Outra música tradicional de Paul Mccartney é "Got to Get You Into My Life", de que, francamente, não são fã, a não ser que esteja alcoolizado. É daquelas músicas interessantes de ouvir só por ouvir, num dia triste. Exactamente o contrário de "Tomorrow Never Knows", a única música escrita sobre uma "trip", sempre na mesma nota, e com os seus inúmeros elementos, algo aleatórios que nos remetem para a mente caótica de quem está, exactamente, no meio de uma viagem alucinogénica. A letra é inspirada no "Tibetan Book of the Dead", de Timothy Leary, o padrinho do LSD. Apesar de parecer sempre igual, há pormenores a reter, como os pratos na bateria de Ringo e a produção na voz de John. Uma das músicas mais revolucionárias do seu tempo.
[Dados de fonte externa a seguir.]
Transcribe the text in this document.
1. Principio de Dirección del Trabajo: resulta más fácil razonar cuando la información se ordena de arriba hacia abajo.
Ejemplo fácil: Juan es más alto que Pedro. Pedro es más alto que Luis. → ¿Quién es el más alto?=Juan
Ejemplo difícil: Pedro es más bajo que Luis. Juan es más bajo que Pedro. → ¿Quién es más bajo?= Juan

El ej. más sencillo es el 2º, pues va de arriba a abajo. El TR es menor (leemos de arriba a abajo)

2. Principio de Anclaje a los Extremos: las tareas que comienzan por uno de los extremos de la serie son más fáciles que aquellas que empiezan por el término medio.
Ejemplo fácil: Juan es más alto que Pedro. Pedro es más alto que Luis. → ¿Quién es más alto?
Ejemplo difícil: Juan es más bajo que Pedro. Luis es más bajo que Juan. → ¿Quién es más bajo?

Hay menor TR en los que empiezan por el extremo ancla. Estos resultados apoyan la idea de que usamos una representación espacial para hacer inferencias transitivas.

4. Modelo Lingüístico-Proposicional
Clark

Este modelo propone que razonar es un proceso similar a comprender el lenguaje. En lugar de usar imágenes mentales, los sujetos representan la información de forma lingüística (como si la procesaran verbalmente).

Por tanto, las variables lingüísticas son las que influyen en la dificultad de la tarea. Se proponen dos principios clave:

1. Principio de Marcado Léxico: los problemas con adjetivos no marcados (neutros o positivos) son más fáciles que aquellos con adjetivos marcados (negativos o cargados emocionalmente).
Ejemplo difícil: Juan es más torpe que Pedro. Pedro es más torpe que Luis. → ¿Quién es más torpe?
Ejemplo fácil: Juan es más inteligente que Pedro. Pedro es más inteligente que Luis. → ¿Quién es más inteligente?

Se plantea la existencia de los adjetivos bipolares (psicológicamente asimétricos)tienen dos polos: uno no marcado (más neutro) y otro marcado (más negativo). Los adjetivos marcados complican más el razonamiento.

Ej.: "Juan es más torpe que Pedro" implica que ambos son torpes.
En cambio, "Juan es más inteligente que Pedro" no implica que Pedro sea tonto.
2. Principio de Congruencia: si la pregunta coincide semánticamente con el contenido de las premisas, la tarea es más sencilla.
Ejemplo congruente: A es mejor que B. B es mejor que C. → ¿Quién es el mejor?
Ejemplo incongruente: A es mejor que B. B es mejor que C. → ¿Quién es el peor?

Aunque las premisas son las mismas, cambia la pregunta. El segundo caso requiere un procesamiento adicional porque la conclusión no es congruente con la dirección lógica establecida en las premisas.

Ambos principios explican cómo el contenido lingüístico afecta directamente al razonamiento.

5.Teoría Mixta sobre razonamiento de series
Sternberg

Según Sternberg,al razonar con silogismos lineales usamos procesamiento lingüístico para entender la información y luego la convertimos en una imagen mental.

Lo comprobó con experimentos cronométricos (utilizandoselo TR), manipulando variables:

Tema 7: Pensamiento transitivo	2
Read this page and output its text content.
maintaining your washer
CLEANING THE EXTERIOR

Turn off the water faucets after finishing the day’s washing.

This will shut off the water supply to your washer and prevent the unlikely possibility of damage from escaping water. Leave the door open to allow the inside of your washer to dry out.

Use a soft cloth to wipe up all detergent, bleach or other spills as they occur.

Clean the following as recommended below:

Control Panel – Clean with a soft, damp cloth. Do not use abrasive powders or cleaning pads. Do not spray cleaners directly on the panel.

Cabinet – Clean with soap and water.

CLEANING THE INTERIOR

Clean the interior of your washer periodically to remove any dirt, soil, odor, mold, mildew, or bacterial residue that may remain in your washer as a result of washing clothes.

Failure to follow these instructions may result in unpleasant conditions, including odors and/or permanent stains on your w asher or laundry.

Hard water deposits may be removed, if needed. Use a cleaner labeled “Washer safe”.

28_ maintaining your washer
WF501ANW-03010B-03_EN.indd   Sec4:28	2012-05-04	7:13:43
Revolver é, sem dúvida, o passo lógico a dar depois de Rubber Soul. Mais experimentação, uma sonoridade mais moderna, novas temáticas e, sobretudo, a mesma qualidade musical, o mesmo appeal, a mesma capacidade de entreter e fascinar ao mesmo tempo. Considerado por alguns como o melhor album de todos os tempos, esta é, sem qualquer dúvida, a confirmação da genialidade criativa de uma banda que se construiu à volta de conceitos passados, e se catapultou definitivamente para o futuro com obras deste calibre. E melhor ainda estaria para vir.